A seguir, é apresentada a segunda das dez palestras do professor Aleksandr Dugin em Belgrado (março de 2018), no âmbito da escola sérvia de geopolítica, dedicada à introdução do projeto NOOMAQUIA. Transcrição e tradução por Donato Mancuso. Fonte: https://www.geopolitica.ru/en/studio/introduction-noomahia-lecture-7-chr... Video: https://www.youtube.com/watch?v=kqfgXLTcOak

1 O cristianismo como logos Apolíneo Indo-Europeu

Podemos formular alguns princípios gerais sobre a doutrina cristã. Em primeiro lugar, do ponto de vista noológico e geosófico, o Logos cristão é evidentemente apolíneo. Os conceitos do Deus Pai Celestial, da Santíssima Trindade, da transcendência do Criador para a própria Criação, tudo isso gerou um Logos tipicamente apolíneo e patriarcal, com uma organização do espaço metafísica completamente vertical. Estamos lidando com o Pai Celestial transcendente, localizado no Paraíso, que cria o mundo. Esse ato de criação representa uma descida de cima para baixo, da eternidade para o tempo, do Paraíso à Terra, de Deus ao homem e a outras criaturas. O relacionamento entre o Criador e a Criação é, portanto, de um tipo hierárquico, com a Criação que deve ser submetida ao Criador. Essa verticalidade constitui a própria essência da tradição cristã. Nas raízes dos princípios dogmáticos fundadores, existe uma lógica puramente apolínica. Todas as três figuras da Santíssima Trindade também são masculinas, e isso é muito significativo do ponto de vista simbólico.

Em segundo lugar, não é por acaso que essa tradição se desenvolveu no mundo indo-europeu, sobretudo em Roma e na Grécia.
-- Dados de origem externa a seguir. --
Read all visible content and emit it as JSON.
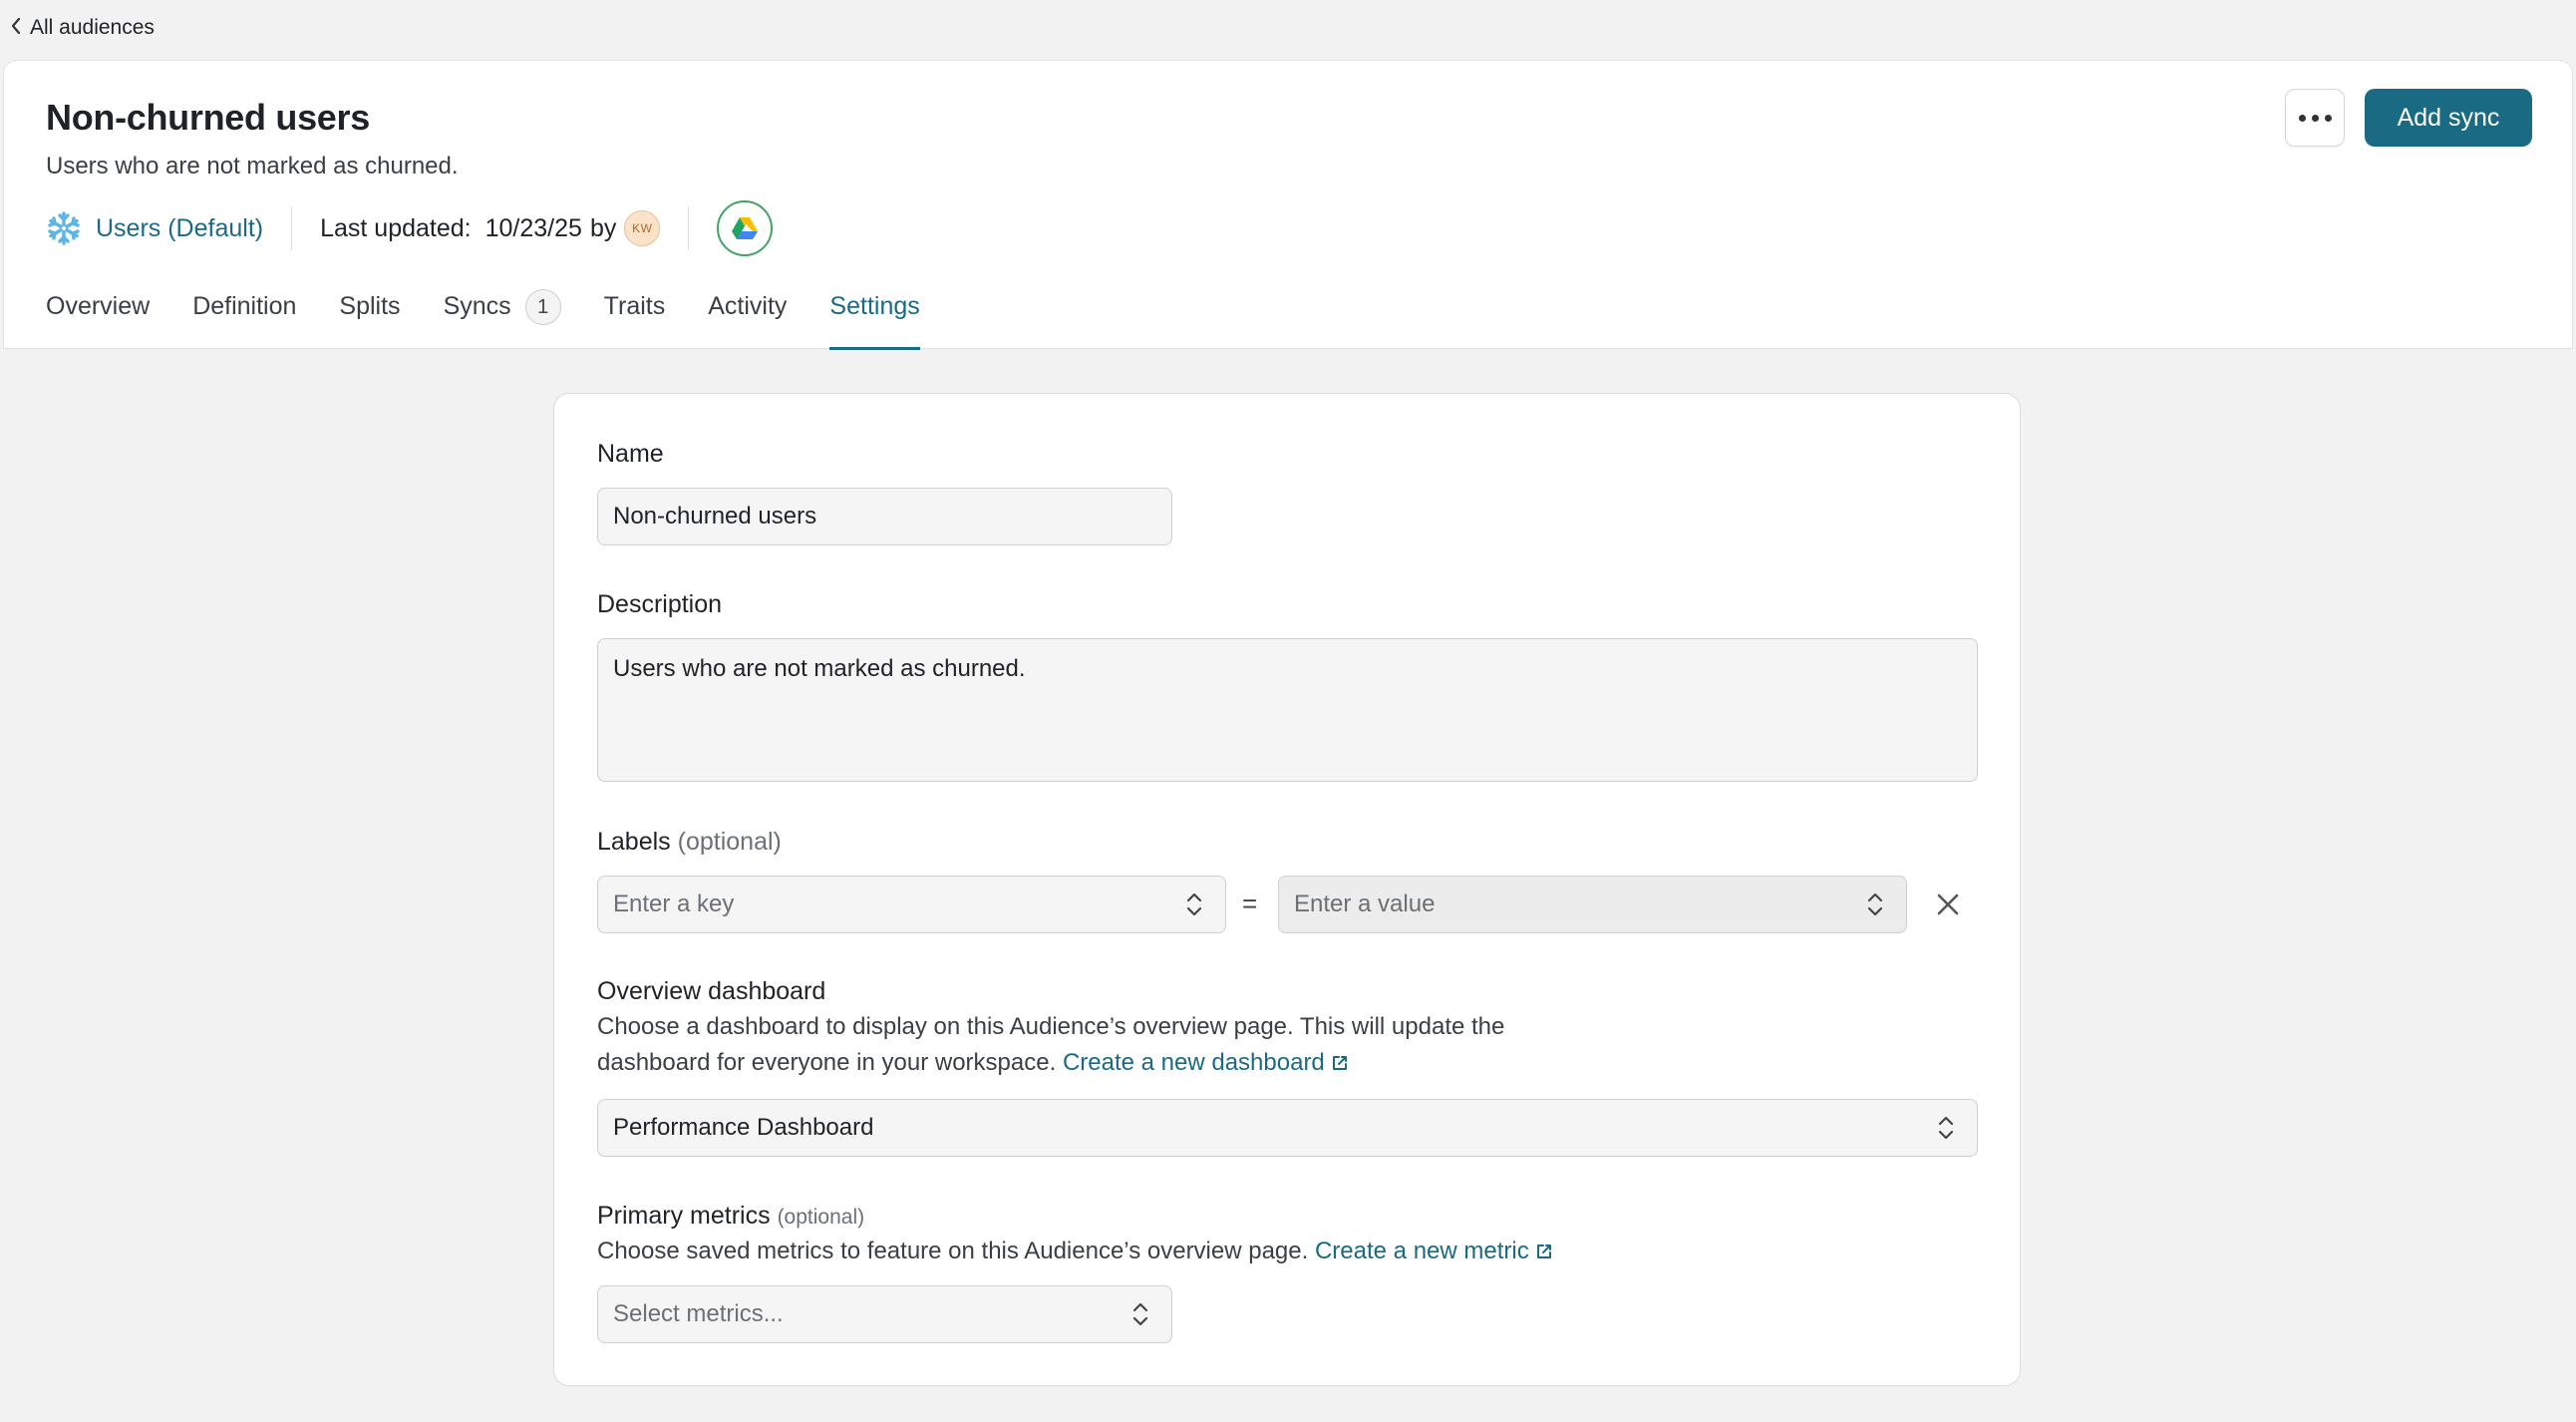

O cristianismo constituiu uma tradição normativa para a parte ocidental da sociedade indo-européia, onde o conceito de Deus cristão, o Pai, em suas principais características correspondia substancialmente às divindades masculinas da era pré-cristã, como Zeus e Júpiter. Na consciência popular de gregos, latinos, germânicos, celtas e eslavos, era fácil substituir um Pai celestial por outro, uma vez que a Gestalt respectiva era a mesma. A cristianização representou uma transformação que não afetou a estrutura da visão de mundo dos povos indo-europeus, mas, pelo contrário, garantiu a continuidade entre as tradições pré-cristãs e cristãs.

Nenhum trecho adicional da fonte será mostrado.